In his autobiography, Posada thanked Miami-based Cuban activist Jorge Mas Canosa for the $25,000 that was used to bribe guards who allowed Posada to walk out of prison. Another Cuban exile who aided Posada was former CIA officer Felix Rodriguez, who was close to then-Vice President Bush.To make a long story short, Posada became the beneficiary of assistance of not only a somnolent, uninterested media (which expressed more outrage at the PanAm 103 downing in 1988) and a friendly Bush Junior Administration which engaged in lackadaisical immigration law nonsense instead of deporting Posada to Venezuela to stand trial as a terrorist.
Of course, this made a mockery of the Bushies' whole “war on terror” shtick and hysteria. Since, if you’re not going to go after the perpetrator of the most monstrous terror attack in the hemisphere prior to 9/11 then why would any sane person take you seriously about ANY terror attack? This reeks of selective definition of terror, or to use the words of one wit: "Well, the main question is whether he's one of our terrorists, or somebody else's?" Indeed! Justifiably, after a Bush-appointee judge barred Posada from deportation, Venezuelan Ambassador Alvarez accused the administration of “a cynical double standard” in the “war on terror.” He was absolutely flat out right! If states - any states- espect to be taken seriously on terror, then they need to apply uniform standards, not hold back out of political strategy or because one guy slaughtered 73 and another 2900-plus.
I was at Paradise Beach, on Barbados’ west coast when hundreds of the body parts washed ashore in bloody clumps, and scarlet waves, and it’s imprinted on my engrams forever. I beheld first hand the outcome of one of the most cowardly, dastardly deeds to transpire in the Western Hemisphere before 9/11, yet that terrorist mastermind has been let off Scot free.

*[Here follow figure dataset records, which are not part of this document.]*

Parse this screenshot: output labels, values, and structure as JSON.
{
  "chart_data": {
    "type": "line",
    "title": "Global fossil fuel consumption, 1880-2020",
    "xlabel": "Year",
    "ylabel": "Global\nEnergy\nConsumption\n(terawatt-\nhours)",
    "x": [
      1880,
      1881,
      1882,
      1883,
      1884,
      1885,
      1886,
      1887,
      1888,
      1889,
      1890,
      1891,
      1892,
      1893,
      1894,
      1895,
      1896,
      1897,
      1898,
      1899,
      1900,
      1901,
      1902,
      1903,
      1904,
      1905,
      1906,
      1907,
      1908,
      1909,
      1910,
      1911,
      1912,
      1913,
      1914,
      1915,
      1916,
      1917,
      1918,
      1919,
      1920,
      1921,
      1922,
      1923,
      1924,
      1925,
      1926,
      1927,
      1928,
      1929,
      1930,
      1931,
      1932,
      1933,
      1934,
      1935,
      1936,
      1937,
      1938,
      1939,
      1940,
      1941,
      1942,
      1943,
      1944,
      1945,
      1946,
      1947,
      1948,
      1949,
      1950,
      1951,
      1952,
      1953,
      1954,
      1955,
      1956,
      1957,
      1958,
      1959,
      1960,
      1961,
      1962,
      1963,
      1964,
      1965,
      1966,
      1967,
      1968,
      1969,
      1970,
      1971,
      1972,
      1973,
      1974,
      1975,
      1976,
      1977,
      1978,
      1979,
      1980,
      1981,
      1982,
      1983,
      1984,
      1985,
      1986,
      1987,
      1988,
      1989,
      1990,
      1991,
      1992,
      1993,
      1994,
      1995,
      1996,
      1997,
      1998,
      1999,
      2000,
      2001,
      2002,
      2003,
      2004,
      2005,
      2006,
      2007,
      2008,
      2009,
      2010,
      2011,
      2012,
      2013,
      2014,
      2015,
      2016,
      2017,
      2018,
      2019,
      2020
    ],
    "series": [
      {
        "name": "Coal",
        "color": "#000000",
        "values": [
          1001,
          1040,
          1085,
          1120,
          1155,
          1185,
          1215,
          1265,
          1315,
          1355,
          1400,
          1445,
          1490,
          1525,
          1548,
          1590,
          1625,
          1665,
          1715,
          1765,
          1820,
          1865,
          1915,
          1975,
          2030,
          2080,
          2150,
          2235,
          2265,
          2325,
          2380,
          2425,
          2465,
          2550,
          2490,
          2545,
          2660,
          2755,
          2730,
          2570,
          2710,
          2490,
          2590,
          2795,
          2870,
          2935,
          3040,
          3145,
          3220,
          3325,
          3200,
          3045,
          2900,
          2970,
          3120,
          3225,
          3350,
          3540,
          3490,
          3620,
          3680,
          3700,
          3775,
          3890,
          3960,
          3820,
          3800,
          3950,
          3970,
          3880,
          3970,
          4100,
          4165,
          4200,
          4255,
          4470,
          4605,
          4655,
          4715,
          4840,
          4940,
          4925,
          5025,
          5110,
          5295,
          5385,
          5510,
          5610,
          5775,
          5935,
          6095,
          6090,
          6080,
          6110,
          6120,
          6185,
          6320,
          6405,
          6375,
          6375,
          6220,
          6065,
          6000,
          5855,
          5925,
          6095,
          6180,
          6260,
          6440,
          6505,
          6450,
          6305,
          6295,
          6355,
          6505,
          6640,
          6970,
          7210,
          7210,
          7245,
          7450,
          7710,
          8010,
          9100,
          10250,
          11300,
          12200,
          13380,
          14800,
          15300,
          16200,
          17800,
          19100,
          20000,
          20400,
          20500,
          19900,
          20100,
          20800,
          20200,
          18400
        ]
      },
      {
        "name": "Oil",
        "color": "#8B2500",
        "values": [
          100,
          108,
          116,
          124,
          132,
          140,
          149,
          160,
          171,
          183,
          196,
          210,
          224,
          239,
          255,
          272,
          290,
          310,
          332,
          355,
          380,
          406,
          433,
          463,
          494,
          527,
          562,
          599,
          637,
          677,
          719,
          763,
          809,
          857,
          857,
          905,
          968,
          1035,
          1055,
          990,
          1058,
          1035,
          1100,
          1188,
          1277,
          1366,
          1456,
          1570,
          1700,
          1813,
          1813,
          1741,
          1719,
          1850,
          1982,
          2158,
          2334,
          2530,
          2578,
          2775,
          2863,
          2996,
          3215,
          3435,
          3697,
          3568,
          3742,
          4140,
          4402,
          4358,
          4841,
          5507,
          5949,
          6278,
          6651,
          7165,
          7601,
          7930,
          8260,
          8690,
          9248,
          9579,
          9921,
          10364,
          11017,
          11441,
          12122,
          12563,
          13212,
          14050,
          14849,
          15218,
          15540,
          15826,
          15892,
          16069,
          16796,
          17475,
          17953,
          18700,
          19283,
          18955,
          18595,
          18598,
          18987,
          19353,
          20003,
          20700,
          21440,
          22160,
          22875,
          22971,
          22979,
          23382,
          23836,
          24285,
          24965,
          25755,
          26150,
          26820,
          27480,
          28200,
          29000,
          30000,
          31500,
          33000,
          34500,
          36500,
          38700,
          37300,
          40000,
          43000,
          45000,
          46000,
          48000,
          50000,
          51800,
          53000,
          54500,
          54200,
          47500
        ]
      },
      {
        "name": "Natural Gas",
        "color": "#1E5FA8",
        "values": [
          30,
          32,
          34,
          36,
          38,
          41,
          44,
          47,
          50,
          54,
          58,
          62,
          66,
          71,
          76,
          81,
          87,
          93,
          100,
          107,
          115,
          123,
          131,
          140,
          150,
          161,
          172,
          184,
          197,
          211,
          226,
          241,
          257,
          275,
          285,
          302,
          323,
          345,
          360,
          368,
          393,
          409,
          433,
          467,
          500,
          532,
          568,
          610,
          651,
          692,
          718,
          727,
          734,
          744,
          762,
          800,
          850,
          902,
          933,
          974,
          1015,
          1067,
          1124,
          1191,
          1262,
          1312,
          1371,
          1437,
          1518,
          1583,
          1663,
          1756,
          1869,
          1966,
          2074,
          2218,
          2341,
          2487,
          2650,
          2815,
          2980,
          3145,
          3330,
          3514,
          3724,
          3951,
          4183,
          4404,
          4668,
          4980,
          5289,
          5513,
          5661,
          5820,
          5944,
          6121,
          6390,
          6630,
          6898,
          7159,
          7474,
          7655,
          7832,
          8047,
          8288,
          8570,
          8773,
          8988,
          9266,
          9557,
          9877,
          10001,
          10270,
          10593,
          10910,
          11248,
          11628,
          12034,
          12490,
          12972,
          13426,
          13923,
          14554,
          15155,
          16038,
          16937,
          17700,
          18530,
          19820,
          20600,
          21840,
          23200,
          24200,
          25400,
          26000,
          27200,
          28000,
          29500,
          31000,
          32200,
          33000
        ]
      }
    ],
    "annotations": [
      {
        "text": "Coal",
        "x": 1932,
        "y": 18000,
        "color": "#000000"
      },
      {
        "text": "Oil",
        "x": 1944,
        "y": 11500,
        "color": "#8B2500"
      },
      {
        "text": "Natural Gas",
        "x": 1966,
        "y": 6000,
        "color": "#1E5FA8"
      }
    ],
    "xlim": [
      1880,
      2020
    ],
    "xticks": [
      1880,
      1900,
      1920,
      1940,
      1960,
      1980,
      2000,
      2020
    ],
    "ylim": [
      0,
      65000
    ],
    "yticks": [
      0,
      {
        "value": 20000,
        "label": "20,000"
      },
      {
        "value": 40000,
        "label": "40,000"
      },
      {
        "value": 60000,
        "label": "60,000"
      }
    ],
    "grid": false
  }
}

Pardon me then, if I don’t exactly jump for joy over the death of Bin Laden, when a terror scum just as vile (proportionately) has cakewalked out of an El Paso, TX courthouse as thousands of anti-Castro Miami Cubans cheered his release and applauded, hundreds in the streets and thousands more in front of their radios, and TVs in Little Habana. See, e.g.:
http://articles.latimes.com/2008/may/07/nation/na-posada7
A tale of two celebrations? You got it, and most of those celebrating in the latter one have no idea how lame they look- at least to me.